Marie-Sophie Pawlak, fondatrice d'Elles Bougent, salue une "vraie avancée, mais progressive". "Sur les recrutements de jeunes diplômés, les constructeurs comme les équipementiers tournent autour de 25-30% de femmes, alors qu'il y a dix ans, on était plutôt à 10%".
- Orientation sans préjugés -
Pour elle, l'automobile comme d'autres secteurs industriels et technologiques peut être une aubaine pour celles qui osent franchir le pas alors que l'Hexagone manque d'ingénieurs.
"Dès lors qu'on décroche son bac S, on est capable d'être ingénieur, il existe différents types de diplômes et d'écoles (...) et quand on est ingénieur, derrière c'est l'emploi assuré", encourage-t-elle.
Tout se joue donc au moment de l'orientation des jeunes filles. "Les jeunes femmes sont moyennement attirées par les carrières techniques", relève Mme Bruhat, évoquant une question "sociétale".
Signe qu'une prise de conscience est en cours, le Mondial a pour la première fois mis l'accent sur le sujet de l'emploi des femmes, encore absent des autres grands salons automobiles.
Béatrice Duboisset, qui a participé à l'organisation de cet événement, met en cause "les clichés" à l'école et dans les familles.
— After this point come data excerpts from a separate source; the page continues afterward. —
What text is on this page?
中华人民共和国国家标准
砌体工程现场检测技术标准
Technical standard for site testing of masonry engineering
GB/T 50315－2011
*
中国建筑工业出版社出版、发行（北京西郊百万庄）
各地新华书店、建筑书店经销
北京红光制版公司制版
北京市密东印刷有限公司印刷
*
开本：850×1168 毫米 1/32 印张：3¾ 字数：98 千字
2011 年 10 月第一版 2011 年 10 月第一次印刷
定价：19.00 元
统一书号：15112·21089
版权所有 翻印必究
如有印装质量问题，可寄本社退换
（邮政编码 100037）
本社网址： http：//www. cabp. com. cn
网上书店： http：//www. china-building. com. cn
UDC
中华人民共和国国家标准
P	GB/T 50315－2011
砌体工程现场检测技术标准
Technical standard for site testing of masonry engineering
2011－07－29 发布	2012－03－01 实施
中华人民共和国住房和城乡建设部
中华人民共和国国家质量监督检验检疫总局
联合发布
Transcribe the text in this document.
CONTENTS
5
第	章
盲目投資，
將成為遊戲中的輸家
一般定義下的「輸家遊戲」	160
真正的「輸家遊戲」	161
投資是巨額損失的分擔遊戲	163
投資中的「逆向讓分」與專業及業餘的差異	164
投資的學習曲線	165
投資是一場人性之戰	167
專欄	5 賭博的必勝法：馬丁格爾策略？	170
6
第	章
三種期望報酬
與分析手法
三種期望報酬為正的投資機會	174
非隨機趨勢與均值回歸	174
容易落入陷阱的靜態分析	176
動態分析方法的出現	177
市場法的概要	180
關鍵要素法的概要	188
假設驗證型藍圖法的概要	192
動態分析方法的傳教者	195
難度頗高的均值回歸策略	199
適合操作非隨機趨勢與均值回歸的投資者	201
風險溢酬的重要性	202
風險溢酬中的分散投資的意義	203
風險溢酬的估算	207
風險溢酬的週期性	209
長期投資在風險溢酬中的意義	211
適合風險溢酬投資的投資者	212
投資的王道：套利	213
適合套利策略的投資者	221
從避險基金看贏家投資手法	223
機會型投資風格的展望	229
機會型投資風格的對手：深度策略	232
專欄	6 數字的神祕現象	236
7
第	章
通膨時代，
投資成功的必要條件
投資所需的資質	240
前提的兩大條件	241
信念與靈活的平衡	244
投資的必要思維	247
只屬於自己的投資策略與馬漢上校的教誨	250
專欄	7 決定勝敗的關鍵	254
Or, "c'est important de montrer que dans ces industries historiquement préemptées par les hommes, les femmes peuvent s'épanouir", qu'il s'agisse de carrosserie, de vente ou de communication.
Les constructeurs font par ailleurs des efforts pour mettre fin aux représentations sexistes des femmes sur les salons: des deux côtés de l'Atlantique, les mannequins court-vêtus se font plus rares.
Et pour l'édition 2018 du Mondial, les hôtesses de Citroën et de Renault, habillé(e)s avec sobriété, sont pour moitié... des hommes.